Where to watch: streaming on Shudder.

When a Christmas wish breaks reality’s rules — It’s a Wonderful Knife (2023)

Holiday charm collides with slasher logic here; the setup is gleefully familiar and then corrosively strange. Tyler MacIntyre turns the “never been born” trope into a hunting-ground for satire and romance, and the killer’s return creates a loop of consequences that keep the tension taut.

Where to watch: streaming on Shudder.

When a gay bar’s last call becomes the war room for the living dead — Queens of the Dead (2025)

Brooklyn nightlife becomes a battlefield in Tina Romero’s homage to her father’s horror legacy. The film honors camp and grit, turning genre clichés into playful insults while dressing its undead in glitzy, mournful couture. It’s a zombie movie that celebrates community and style.

Where to watch: streaming on Shudder.

When film history gets a classroom and a microphone — Queer for Fear: The History of Queer Horror (2022)

A curated documentary can be the best kind of guide: Bryan Fuller helps shepherd a four-part essay that maps queer coding from silent scares to modern nightmares.
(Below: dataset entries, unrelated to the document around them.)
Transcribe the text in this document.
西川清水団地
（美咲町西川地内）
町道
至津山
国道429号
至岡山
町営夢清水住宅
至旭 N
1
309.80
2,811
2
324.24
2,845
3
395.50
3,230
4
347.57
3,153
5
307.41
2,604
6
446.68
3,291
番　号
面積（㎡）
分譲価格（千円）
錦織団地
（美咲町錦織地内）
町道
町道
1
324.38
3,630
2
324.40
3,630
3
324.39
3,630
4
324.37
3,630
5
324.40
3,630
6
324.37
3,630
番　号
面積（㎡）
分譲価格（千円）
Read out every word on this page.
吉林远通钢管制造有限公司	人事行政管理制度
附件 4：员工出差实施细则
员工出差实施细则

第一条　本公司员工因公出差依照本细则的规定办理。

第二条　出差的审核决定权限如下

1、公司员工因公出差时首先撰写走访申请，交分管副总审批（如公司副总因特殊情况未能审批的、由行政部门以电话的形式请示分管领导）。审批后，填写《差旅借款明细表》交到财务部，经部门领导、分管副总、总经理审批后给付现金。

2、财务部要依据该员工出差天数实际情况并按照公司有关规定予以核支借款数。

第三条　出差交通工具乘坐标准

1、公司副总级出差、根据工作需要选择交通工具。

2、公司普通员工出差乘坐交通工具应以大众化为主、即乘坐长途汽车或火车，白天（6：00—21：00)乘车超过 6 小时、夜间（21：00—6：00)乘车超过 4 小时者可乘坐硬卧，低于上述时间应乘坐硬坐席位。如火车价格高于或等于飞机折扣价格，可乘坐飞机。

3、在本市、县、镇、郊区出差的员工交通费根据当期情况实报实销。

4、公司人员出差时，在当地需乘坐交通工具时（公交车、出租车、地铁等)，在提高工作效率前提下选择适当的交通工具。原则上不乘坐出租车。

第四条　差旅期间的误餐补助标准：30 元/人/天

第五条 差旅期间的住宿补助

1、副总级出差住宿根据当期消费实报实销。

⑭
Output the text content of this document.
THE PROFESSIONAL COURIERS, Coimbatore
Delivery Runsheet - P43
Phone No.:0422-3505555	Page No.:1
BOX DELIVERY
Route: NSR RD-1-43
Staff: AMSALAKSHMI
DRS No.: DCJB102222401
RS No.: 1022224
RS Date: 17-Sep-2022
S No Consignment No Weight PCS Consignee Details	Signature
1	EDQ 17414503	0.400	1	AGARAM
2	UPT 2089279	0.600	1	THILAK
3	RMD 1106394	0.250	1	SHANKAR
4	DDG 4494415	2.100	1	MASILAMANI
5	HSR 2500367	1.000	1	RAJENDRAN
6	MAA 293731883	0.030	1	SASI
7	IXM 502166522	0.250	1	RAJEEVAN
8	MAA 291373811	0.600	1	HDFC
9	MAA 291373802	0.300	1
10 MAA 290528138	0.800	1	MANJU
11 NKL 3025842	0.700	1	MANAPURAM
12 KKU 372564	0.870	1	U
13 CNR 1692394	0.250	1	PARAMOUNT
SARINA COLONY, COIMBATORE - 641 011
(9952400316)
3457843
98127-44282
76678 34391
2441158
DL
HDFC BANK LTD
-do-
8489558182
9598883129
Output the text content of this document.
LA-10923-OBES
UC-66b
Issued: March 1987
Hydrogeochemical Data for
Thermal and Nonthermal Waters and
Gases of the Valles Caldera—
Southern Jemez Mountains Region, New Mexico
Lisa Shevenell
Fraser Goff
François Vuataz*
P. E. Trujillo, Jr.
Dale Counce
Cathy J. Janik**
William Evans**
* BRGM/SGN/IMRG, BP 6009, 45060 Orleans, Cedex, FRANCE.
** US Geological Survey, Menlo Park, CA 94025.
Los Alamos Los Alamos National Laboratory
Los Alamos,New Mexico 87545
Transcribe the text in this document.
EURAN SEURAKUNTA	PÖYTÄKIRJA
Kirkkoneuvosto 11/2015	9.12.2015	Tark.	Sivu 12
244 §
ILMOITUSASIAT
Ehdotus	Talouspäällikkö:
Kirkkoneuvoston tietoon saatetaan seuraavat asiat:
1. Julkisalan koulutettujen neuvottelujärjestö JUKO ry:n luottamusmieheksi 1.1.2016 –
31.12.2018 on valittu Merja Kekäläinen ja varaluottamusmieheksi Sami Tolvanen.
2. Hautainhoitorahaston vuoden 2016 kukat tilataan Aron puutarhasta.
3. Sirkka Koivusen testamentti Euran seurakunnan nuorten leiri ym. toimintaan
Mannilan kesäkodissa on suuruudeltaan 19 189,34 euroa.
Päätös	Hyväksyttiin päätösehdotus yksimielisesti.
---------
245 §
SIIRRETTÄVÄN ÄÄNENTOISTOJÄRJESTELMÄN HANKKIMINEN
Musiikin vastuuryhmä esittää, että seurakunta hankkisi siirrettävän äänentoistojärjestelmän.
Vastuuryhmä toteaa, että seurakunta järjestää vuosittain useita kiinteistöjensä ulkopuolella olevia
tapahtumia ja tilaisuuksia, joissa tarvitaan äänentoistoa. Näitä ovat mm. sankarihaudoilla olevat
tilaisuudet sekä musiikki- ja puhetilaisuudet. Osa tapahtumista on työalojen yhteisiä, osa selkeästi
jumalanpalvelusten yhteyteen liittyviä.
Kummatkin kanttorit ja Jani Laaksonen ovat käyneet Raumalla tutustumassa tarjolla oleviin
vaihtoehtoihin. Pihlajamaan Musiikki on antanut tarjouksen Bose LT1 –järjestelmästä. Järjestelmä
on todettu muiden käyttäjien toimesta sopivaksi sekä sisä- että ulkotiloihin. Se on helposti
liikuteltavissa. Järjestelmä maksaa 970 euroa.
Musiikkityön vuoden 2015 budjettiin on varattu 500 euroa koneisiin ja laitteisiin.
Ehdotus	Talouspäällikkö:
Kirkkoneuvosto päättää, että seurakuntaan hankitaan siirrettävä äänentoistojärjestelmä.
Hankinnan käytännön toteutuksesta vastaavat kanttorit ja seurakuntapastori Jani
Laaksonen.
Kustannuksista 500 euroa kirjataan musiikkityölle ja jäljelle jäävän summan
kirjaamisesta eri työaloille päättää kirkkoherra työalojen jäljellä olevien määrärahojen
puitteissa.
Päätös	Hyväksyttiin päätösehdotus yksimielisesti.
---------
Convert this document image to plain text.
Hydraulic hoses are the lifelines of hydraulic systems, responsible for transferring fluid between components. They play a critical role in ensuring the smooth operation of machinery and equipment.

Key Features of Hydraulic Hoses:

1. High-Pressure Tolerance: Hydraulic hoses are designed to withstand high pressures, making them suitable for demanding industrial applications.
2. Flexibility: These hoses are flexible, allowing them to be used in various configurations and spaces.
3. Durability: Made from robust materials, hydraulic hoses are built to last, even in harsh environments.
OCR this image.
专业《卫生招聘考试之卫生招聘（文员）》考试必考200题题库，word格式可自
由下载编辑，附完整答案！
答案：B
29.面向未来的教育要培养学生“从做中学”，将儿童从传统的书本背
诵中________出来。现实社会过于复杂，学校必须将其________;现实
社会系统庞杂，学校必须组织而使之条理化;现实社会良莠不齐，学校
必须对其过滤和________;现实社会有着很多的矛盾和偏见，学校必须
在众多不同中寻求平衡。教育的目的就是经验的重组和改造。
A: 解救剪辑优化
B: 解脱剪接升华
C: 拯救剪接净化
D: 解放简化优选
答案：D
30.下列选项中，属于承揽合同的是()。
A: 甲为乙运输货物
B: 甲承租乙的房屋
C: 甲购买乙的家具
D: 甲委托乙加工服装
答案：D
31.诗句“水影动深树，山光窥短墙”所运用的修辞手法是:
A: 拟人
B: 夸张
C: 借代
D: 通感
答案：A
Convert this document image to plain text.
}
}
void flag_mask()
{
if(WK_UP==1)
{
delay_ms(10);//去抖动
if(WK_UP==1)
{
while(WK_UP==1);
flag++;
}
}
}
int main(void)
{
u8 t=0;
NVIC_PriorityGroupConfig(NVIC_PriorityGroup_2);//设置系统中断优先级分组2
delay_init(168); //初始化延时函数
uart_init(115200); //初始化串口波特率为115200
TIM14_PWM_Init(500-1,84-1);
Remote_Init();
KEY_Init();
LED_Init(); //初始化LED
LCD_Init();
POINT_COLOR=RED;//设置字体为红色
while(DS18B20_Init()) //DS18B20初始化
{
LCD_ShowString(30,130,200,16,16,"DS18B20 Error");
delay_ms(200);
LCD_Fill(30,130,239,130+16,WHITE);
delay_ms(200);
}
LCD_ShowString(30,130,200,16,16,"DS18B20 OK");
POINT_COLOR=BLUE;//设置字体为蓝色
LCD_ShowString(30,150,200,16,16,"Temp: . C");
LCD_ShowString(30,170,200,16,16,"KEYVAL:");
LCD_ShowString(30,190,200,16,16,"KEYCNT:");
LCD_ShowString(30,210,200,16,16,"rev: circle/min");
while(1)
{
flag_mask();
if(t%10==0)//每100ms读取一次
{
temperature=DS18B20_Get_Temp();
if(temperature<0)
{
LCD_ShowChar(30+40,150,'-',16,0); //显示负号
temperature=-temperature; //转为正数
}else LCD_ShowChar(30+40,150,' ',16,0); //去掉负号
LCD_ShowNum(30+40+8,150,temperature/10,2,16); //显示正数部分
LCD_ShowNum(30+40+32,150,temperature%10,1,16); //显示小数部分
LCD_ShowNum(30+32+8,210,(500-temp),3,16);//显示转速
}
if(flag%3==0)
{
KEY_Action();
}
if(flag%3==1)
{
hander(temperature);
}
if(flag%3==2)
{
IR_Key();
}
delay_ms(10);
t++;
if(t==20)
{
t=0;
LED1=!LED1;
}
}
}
The series stitches clips and interviews into a sharp timeline that’ll widen your watchlist and sharpen your genre literacy.

Where to watch: streaming on Shudder.

When weight-loss obsession feeds a different appetite — Saccharine (2026)

Medical horror meets body anxiety in Natalie Erika James’ unnerving studio piece. A lesbian medical student’s crush on her trainer sits beside a literal hungry ghost, and the film keeps its queer identity integrated rather than performative. Expect psychological chills and a lingering moral question about consumption.

Where to watch: available to rent or buy on digital platforms.

I’ve curated these ten to prove a point: queer horror isn’t a footnote, it’s part of the genre’s future—at times a mirror cracked and revealing, at times a satire whose blade lands as sharp as a switchblade. Which of these films will you defend as the one that changed your night forever?